Soddisfazioni sono arrivate anche dai copiloti di Jolly Racing Team, con Alessio Natalini settimo assoluto sulla Skoda Fabia R5 di Nicola Fiore. Il codriver pistoiese ha concretizzato al meglio la prima esperienza nella classe “regina”, regalando continuità di risultati ad una stagione che lo ha reso già protagonista al Rally delle Colline Metallifere, al fianco del decimo assoluto Sandro Incerpi. Sesta posizione di classe A7 per Simone Brachi, sulla Renault Clio Williams di Donato Iozzia ed atteso ad una stagione che lo vedrà impegnato nel Campionato Europeo Rally.

Amaro ritiro per Nico Signorini e Leonardo Marraccini, messi fuori causa da un’uscita di strada della loro Skoda Fabia R5 nella prima prova speciale, in quella che è stata la gara d’esordio sulla vettura; chilometri che hanno visto il ritiro anche della Renault Clio Williams di Stefano Paladini e Federico Buglisi. Seconda posizione di classe S1600, vanificata dalla rottura della scatola guida alla Renault Clio S1600 per Gianni Lazzeri e Massimo Cesaretti, fuori causa sulla terza speciale ma limitati, in precedenza, da un problema ai freni causato da un eccessivo sollecitamento degli stessi nella fase iniziale della gara.

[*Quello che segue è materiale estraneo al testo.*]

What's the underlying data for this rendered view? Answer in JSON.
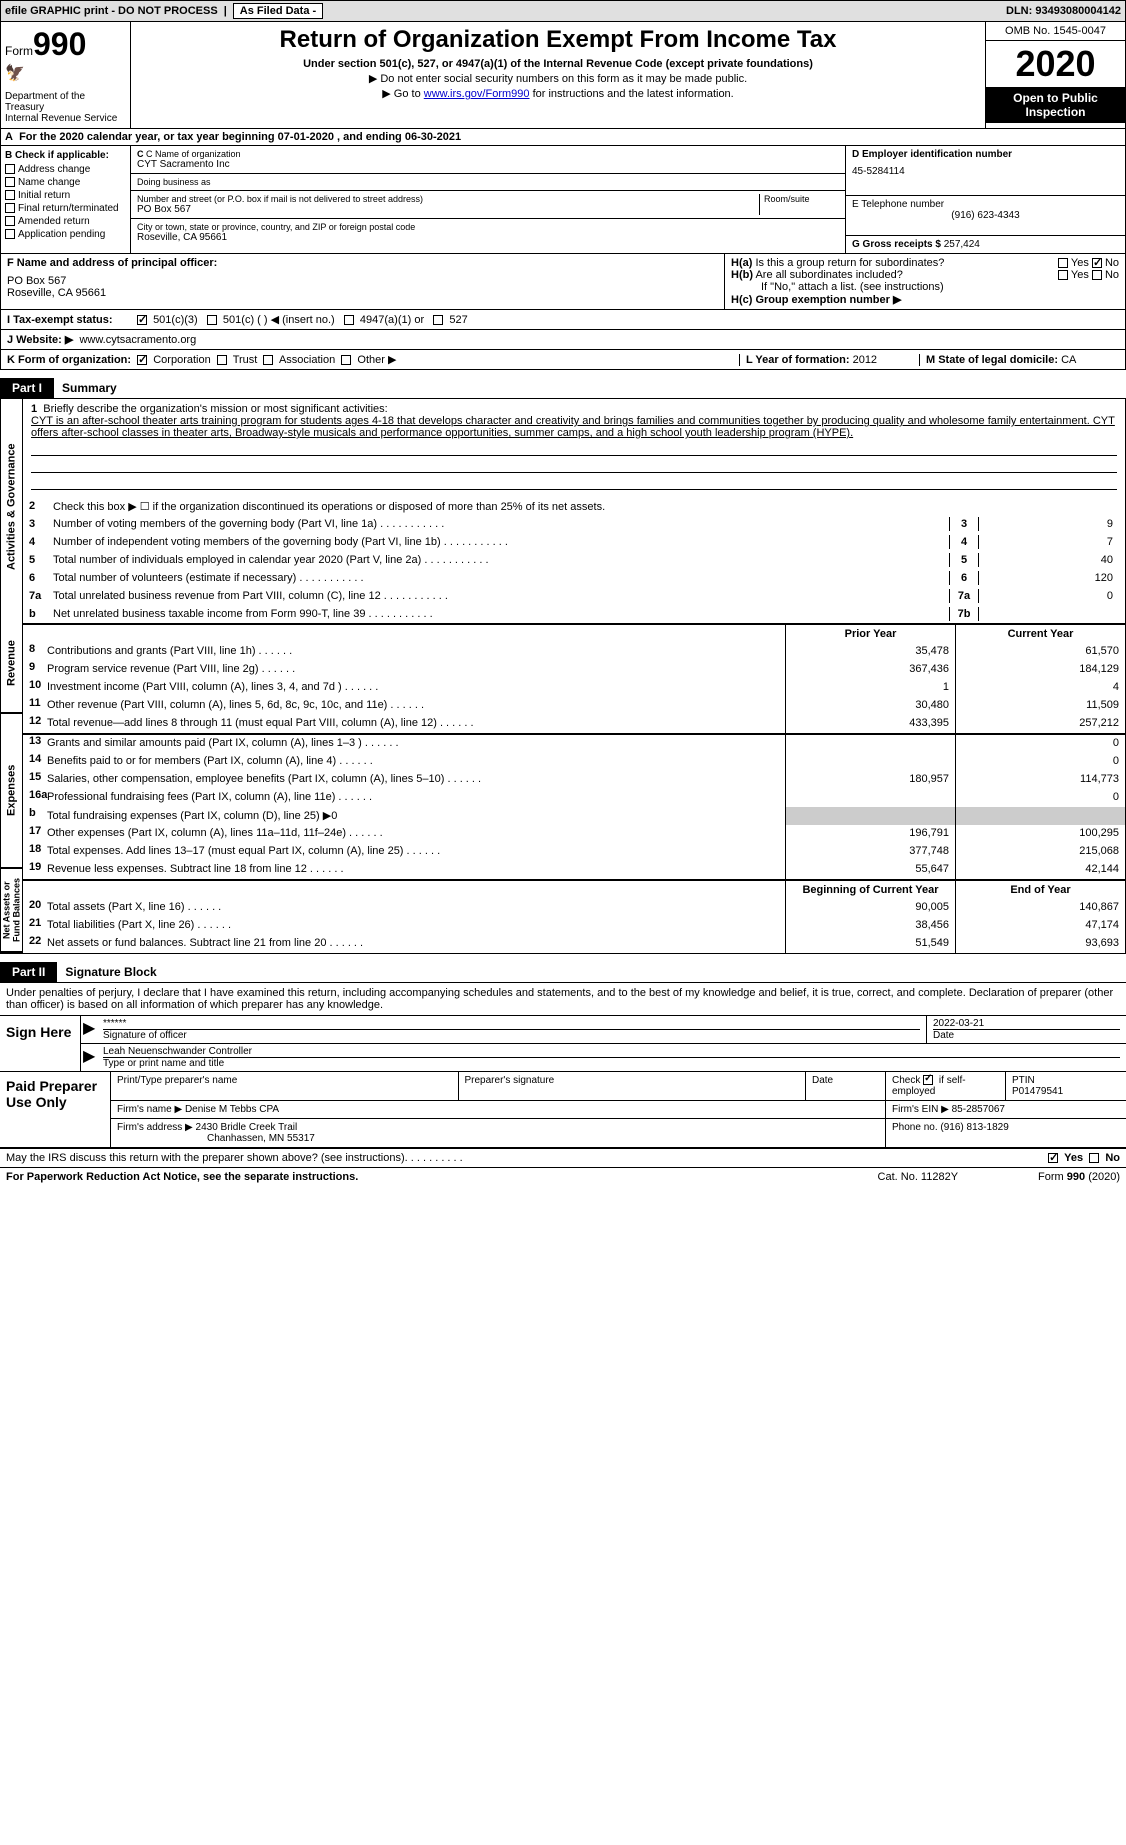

A tradire Luca Bertolozzi e Chiara Lombardi, su Fiat Seicento, è stato invece un problema tecnico riscontrato anche in fase di shakedown, particolare che ha costretto l’equipaggio alla resa sulla quinta prova. Debutto nelle competizioni sfortunato per Fabrizio Marzico, impegnato con Sonia Di Venezia su Fiat Seicento e ritiratosi sui chilometri della sesta speciale quando di trovava in sesta posizione nell’affollata classe riservata alle vetture da 1150 cc di Gruppo A.